Basque terrorists in Spain, or the murderous terrorists in Northern Ireland are hardly referred to as terrorists. They are Basque separatists in Spain or the Irish Republican Army in Northern Ireland, but elsewhere outside the supremacists' clan, its terrorists in Palestine, terrorists in Peru, terrorists in Colombia. But no, McVeigh in the US is not a terrorist, hundreds of assassins sponsored by the CIA on missions abroad to terrorize and destabilize other countries and other governments are not terrorists according to the politics of language.
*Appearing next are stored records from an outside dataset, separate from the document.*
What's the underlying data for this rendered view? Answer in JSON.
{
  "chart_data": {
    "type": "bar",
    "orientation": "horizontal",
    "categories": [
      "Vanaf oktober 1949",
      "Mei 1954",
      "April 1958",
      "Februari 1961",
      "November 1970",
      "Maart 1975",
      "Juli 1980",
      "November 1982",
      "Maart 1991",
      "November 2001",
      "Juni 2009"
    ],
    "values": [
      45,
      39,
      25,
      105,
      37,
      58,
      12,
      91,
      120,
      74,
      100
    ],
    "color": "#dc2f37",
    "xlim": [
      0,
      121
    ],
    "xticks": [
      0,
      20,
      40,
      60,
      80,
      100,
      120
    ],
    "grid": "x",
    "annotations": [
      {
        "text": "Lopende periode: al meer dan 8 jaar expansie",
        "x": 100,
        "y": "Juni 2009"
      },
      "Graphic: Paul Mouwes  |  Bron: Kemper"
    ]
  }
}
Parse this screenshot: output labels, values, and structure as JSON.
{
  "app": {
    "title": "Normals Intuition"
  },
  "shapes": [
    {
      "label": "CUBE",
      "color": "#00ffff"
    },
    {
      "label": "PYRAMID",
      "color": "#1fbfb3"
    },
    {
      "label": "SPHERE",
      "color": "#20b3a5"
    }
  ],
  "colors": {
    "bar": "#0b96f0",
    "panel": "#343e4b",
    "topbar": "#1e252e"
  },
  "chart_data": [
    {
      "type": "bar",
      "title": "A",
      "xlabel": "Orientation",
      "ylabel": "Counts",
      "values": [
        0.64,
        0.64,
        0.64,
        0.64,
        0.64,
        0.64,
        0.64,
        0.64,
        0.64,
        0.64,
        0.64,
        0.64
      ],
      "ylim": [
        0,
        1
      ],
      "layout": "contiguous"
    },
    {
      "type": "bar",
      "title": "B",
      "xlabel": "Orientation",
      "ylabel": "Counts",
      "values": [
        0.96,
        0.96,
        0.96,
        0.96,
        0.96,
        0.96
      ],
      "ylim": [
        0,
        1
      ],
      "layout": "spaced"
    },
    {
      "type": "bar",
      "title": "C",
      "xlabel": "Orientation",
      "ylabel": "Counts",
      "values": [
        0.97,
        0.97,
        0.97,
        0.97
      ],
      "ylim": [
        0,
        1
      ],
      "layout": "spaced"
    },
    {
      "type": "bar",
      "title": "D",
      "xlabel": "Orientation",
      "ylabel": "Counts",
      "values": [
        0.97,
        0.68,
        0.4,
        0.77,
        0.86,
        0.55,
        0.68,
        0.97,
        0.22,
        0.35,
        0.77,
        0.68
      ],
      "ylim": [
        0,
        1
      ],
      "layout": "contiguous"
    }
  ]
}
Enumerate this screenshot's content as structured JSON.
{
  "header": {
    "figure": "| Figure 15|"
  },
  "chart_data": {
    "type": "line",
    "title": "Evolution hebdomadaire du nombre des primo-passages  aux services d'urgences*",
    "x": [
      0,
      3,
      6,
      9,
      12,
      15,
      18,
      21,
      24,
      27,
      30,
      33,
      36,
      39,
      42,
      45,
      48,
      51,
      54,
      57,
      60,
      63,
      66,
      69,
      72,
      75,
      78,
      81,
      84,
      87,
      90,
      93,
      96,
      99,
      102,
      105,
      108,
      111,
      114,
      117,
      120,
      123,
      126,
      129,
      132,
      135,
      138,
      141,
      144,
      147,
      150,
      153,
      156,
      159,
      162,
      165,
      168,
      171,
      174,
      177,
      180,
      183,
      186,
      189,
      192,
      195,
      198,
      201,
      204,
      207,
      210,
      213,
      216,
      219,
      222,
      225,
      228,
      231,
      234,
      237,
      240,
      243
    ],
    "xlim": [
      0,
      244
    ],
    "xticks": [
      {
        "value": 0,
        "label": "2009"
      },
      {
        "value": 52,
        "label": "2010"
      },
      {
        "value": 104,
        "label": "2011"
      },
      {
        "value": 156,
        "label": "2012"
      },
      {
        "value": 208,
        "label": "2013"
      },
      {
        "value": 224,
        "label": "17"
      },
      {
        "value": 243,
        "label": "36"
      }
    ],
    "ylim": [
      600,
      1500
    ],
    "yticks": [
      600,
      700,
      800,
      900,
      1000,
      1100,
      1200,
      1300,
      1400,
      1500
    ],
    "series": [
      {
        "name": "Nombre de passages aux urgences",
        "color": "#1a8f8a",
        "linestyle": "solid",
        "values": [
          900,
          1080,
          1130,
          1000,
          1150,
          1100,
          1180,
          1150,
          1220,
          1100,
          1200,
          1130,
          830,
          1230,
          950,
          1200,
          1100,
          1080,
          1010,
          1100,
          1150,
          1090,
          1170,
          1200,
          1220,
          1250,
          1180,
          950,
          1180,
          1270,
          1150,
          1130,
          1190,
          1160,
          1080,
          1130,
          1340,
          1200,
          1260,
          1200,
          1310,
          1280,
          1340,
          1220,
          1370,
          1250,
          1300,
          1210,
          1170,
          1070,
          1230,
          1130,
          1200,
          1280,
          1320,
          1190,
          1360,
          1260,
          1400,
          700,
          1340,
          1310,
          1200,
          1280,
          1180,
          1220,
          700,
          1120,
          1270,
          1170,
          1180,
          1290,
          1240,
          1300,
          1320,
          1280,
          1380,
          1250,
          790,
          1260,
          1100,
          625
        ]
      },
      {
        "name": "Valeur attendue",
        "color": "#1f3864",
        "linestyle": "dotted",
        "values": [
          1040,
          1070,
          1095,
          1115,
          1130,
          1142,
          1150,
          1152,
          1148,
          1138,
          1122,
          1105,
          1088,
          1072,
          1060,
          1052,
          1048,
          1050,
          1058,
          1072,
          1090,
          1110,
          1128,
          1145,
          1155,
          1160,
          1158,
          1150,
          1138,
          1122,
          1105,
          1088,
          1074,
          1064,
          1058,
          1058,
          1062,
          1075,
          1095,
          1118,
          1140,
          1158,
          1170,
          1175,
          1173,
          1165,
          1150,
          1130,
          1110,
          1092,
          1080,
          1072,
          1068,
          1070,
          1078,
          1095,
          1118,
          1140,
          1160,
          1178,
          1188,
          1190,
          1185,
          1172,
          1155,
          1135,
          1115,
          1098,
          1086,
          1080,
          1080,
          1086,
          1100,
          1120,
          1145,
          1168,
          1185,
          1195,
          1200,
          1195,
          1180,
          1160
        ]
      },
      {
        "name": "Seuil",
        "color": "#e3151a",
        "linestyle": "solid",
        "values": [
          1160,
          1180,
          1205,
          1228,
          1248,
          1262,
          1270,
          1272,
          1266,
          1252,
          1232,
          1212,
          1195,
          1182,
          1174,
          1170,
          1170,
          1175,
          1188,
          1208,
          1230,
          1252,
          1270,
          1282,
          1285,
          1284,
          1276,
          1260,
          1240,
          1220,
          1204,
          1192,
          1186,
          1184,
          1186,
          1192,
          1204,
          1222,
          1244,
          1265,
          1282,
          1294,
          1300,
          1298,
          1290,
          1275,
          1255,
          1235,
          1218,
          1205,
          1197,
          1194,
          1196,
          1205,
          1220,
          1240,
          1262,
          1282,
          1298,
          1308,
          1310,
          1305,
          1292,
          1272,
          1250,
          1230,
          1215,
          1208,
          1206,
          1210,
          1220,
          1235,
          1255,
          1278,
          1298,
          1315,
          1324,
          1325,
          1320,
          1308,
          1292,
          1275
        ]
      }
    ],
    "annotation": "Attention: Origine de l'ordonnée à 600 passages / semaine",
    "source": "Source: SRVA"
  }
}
One more example. Reform. Reform means : 'toe the American line'. Be Anglo-Saxon or Anglo-American in political, social, economic and religious liberalism. You must 'reform' your values so that every other society should be just like America which produces a half million under age mothers every year. Muslims must not adhere to the tenets of their religion, no; to do so would make them 'hard-liners', 'conservatives', 'fanatics'. It is okay to have the Christian Democrats in power in Germany, but not the pro-Islamic party in Turkey. It is okay for Catholic fanatics and Protestant terrorists maiming and killing in the name of religion in Northern Ireland, but is not acceptable to the 'civilized' world for Shiites and Sufis to settle scores in Iran or for the Algerians whose election victory was annulled in 1992 because Islam is a threat to certain sensibilities.
Yes, the word accent. Every human speaker has an accent. It is not an abuse. It is not anything to be ashamed of or be apologetic about. A german speaking in English would naturally have his English laced with a German accent. There is the Quebec accent, the Calgary accent, the Mississippi accent, the Texan accent, and of course the rich melodious Fulani accent. In every society, in every nation, there are as many accents as there are people who speak a language, for after all, accent is a product of voice modulation.
In the 'Western' world, it is okay to give huge sums of money to lobbyists [substitute bribe givers and corrupters] who in turn give the money to parliamentarians and ministers to buy influence to the advantage of your company or to secure huge contract for you. Which reminds me of the Tory members of British Parliament who demanded and accepted bribes from companies to help such companies make inquiries from government. It is all within the armpit of lobbying, a clever use of words!
In conclusion, I wish to make an appeal to writers worldwide to be faithful to the use and employment of language, and resist the temptation of carrying all age-long prejudices [which language has been used to foster ] into the 21st century. And in making this appeal, I include all those who use language as their primary tool, in whatever language to heed this plea: there should no longer be a 'kololo', a 'Gambari', an 'ngbati', a 'Yanminrin' or 'Kobokobo'.